John McEnroe, ancien n°1 mondial aussi célèbre pour ses coups de patte que ses coups de gueule, s’est confié en exclusivité à la veille de Wimbledon, où il s’est imposé à trois reprises dans les années 80.

Il fêtera bientôt ses 60 ans, mais il affiche toujours autant d’allant. Ancien n°1 mondial, vainqueur de 7 titres du Grand Chelem, John McEnroe est une sacrée personnalité dans le monde du tennis. De passage à Bruxelles, récemment, où il s’est donné en spectacle avec Kim Clijsters et Henri Leconte, l’Américain nous a accordé une interview exclusive en prélude à Wimbledon, le tournoi qui l’a rendu célèbre pour cette finale de légende perdue 1-6, 7-5, 6-3, 6-7 (16/18) et 8-6 en 1980 contre son rival Björn Borg avant qu’il ne s’impose à trois reprises.

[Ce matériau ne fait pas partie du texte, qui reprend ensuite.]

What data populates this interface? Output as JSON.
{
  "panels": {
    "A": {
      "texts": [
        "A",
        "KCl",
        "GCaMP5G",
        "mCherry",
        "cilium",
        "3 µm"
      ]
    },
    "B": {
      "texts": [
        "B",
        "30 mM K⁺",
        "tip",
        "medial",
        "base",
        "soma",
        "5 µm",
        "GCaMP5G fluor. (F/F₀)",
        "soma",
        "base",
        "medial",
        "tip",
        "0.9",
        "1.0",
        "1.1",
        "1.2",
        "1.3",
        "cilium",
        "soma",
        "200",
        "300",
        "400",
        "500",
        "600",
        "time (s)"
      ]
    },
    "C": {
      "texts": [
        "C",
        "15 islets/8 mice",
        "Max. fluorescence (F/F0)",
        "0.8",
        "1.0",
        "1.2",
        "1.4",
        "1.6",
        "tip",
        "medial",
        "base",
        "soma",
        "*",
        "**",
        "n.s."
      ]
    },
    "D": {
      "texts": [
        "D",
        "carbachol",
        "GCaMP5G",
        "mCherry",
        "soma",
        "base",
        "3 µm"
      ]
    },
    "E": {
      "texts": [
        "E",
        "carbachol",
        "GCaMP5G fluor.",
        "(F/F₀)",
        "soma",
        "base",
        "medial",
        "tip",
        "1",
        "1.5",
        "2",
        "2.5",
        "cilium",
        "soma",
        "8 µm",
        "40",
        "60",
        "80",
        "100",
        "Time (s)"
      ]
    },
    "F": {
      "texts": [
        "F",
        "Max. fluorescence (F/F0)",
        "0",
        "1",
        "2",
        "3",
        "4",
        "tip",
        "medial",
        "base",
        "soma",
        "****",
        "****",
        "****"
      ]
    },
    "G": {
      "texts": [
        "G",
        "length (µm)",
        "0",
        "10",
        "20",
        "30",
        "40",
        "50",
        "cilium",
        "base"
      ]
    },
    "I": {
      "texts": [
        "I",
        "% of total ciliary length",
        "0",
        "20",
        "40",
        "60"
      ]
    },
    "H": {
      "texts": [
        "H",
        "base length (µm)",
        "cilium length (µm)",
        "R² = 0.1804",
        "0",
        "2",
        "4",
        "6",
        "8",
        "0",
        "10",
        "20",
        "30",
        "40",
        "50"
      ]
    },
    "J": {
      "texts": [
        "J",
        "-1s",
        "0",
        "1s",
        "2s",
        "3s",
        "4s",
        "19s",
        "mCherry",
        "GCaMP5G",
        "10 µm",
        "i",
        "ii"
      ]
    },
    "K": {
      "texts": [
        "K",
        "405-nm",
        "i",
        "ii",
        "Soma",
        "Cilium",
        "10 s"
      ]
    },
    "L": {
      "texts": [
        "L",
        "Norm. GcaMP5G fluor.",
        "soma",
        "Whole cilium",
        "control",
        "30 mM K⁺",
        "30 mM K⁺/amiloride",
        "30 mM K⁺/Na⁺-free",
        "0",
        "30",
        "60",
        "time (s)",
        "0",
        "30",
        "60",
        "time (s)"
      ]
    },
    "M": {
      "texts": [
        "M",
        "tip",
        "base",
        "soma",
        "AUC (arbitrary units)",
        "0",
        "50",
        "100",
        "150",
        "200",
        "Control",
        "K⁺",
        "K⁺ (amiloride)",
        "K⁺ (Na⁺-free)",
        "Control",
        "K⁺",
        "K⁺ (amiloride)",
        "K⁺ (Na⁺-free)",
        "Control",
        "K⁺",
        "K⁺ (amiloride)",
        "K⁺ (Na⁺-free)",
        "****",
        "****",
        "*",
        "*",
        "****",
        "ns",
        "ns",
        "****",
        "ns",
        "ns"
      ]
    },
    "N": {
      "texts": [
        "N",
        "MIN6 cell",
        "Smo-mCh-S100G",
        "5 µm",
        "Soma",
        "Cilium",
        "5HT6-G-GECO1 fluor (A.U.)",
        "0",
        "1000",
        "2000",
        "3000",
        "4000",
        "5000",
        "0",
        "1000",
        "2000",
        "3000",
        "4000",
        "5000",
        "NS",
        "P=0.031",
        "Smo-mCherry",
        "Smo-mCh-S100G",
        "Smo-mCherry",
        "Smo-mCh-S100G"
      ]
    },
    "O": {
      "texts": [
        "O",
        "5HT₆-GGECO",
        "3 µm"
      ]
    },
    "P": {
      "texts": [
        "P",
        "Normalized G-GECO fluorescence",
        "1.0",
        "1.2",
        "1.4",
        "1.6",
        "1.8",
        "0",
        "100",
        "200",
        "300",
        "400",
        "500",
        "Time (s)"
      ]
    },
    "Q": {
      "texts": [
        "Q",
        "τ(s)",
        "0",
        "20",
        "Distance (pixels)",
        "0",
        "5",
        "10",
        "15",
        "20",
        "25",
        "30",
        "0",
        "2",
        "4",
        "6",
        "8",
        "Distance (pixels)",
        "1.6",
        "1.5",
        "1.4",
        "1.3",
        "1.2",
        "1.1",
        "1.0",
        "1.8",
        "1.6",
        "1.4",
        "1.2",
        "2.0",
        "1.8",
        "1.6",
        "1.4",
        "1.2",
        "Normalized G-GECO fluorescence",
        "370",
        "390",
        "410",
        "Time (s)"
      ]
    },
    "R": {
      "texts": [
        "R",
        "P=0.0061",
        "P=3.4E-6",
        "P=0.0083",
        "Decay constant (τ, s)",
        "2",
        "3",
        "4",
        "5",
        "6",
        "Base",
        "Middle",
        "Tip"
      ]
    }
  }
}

John, vous avez 59 ans passés. Qu’est-ce qui vous pousse encore à taper dans une balle ?

« La joie de jouer. Vous savez, c’est dur de tourner le dos à la compétition lorsque l’on a été un sportif de haut niveau. J’ai la chance que le tennis soit un sport suffisamment sain pour m’avoir permis de continuer à le pratiquer sur l’ATP Champions Tour après ma carrière. Cela fait 25 ans que j’y participe et je suis toujours aussi enthousiaste. Si j’avais fait du football américain, j’aurais été cassé depuis longtemps. »

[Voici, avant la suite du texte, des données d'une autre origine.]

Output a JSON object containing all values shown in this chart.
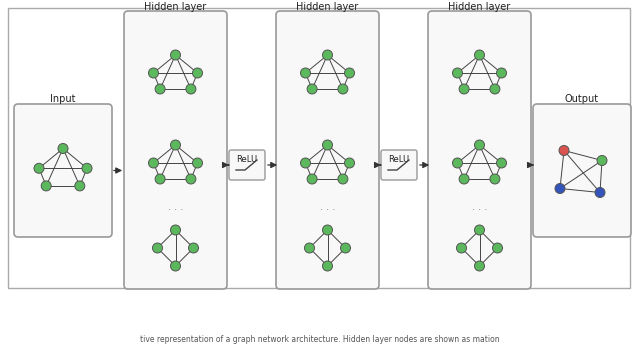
{
  "node_color_green": "#5cb85c",
  "node_color_red": "#d9534f",
  "node_color_blue": "#3355bb",
  "edge_color": "#444444",
  "box_edge_color": "#999999",
  "box_face_color": "#f8f8f8",
  "outer_border_color": "#aaaaaa",
  "arrow_color": "#333333",
  "text_color": "#222222",
  "input_label": "Input",
  "hidden_label": "Hidden layer",
  "output_label": "Output",
  "relu_label": "ReLU",
  "dots_text": "· · ·",
  "caption": "tive representation of a graph network architecture. Hidden layer nodes are shown as mation"
}
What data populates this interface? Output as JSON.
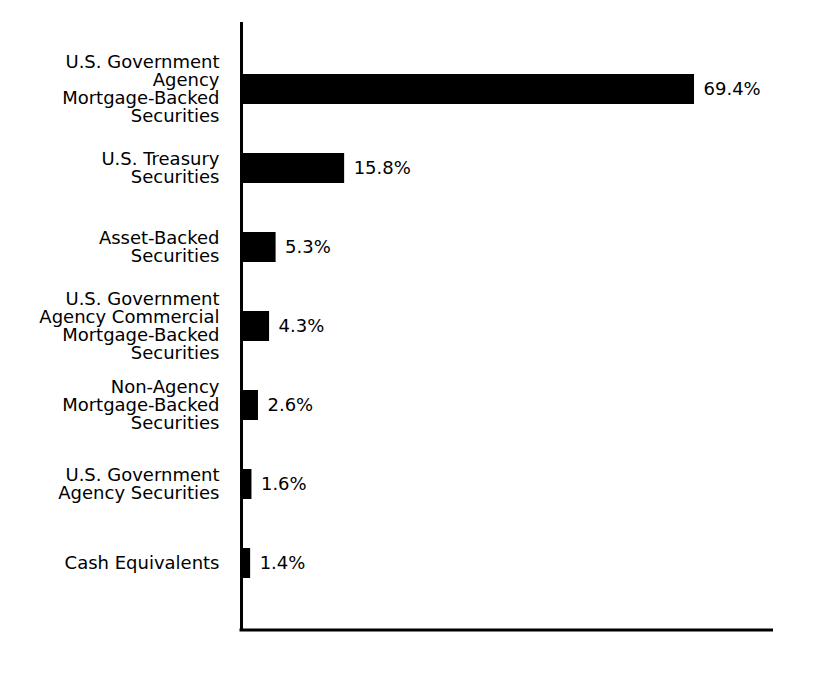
{
  "chart_data": {
    "type": "bar",
    "orientation": "horizontal",
    "categories": [
      "U.S. Government\nAgency\nMortgage-Backed\nSecurities",
      "U.S. Treasury\nSecurities",
      "Asset-Backed\nSecurities",
      "U.S. Government\nAgency Commercial\nMortgage-Backed\nSecurities",
      "Non-Agency\nMortgage-Backed\nSecurities",
      "U.S. Government\nAgency Securities",
      "Cash Equivalents"
    ],
    "values": [
      69.4,
      15.8,
      5.3,
      4.3,
      2.6,
      1.6,
      1.4
    ],
    "value_labels": [
      "69.4%",
      "15.8%",
      "5.3%",
      "4.3%",
      "2.6%",
      "1.6%",
      "1.4%"
    ],
    "color": "#000000",
    "xlim": [
      0,
      81.5
    ],
    "xticks": [],
    "data_labels": true,
    "tick_labels": "y",
    "grid": false
  }
}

Vous détestez toujours autant la défaite ?

« On me pose souvent la question et je donne toujours la même réponse. Par le passé, lorsque je m’emportais vis-à-vis de l’arbitre, j’étais mis à l’amende. Aujourd’hui, je suis mis à l’amende si je ne m’emporte pas… (sourire) »

Quels souvenirs gardez-vous de vos passages en Belgique ?

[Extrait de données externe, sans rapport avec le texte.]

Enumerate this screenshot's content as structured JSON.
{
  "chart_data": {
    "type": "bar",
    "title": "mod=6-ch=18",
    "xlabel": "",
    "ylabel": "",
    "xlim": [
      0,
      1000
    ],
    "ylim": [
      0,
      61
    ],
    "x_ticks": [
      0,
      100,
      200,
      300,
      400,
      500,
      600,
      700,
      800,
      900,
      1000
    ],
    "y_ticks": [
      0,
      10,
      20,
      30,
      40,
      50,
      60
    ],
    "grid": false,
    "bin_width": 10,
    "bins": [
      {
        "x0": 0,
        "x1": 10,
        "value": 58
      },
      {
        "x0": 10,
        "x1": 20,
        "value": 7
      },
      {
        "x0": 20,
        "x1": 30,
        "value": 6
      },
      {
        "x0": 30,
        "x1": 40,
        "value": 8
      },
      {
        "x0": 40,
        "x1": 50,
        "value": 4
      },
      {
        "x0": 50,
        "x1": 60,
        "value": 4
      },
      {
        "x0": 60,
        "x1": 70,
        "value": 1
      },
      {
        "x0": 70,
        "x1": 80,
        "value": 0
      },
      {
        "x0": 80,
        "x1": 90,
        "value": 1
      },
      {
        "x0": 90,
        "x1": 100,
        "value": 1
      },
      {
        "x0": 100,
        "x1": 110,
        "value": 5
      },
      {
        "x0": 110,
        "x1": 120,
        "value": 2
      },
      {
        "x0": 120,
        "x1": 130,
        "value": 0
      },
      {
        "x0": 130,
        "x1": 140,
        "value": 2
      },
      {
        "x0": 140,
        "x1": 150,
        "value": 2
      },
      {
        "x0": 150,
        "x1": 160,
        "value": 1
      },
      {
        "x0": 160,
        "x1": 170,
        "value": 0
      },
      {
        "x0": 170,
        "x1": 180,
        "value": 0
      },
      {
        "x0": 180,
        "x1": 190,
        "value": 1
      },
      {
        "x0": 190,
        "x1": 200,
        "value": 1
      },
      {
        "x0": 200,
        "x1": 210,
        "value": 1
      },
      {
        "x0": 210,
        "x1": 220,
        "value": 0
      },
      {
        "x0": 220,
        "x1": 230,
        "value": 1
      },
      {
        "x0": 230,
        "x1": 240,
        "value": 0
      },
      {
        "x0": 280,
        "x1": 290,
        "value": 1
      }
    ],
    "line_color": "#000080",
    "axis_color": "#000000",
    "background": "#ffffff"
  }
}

« Je ne suis pas venu très souvent, mais je m’y suis toujours bien plu. J’ai vécu l’une des plus belles semaines de ma carrière en Belgique en 1984 au tournoi ATP de Bruxelles. Je me rappelle y avoir joué de manière incroyable (NdlR : il n’avait pas perdu un set du tournoi et balayé Ivan Lendl 6-1, 6-3 en finale). Vous avez de très beaux monuments et musées en Belgique. Et Knokke-Heist, c’est un peu comme les Hamptons à New York. »

Quel regard portez-vous sur le tennis belge ?

« Quand on évoque le tennis belge, ce sont évidemment les noms de Kim Clijsters et de Justine Henin qui viennent directement en tête. Avoir pu jouer avec Kim à Bruxelles fut un privilège. Elle fut l’une des plus grandes joueuses du circuit. J’aimerais bien m’aligner avec elle en double mixte à Wimbledon. Vous croyez que c’est encore possible (sourire)? À mon avis, on pourrait encore gagner un match. Et ensuite, on abandonnerait (sourire). »

À l’époque de Kim et Justine, le public en Belgique était souvent partagé. Aviez-vous également plus un petit faible pour l’une que pour l’autre ?

« Je ne sais pas si le grand public s’en est rendu compte, mais Kim et Justine furent deux des plus grandes joueuses de l’histoire du tennis féminin. Elles étaient très différentes dans leur jeu et leur personnalité, mais leur rivalité les a rendues encore meilleures. Kim a épaté son monde par son triomphe à l’US Open après avoir donné naissance à une fille (NdlR : en 2009). Elle est même devenue plus forte après sa grossesse. Justine, pour sa part, avait un toucher de balle fabuleux. Elle était un peu la Federer du tennis féminin. Je me demande d’ailleurs toujours pourquoi elle a arrêté prématurément, alors que Serena est toujours là. Elle aurait aussi toujours dû gagner Wimbledon. »

Aujourd’hui, le meilleur joueur belge est David Goffin. Que pensez-vous de lui ?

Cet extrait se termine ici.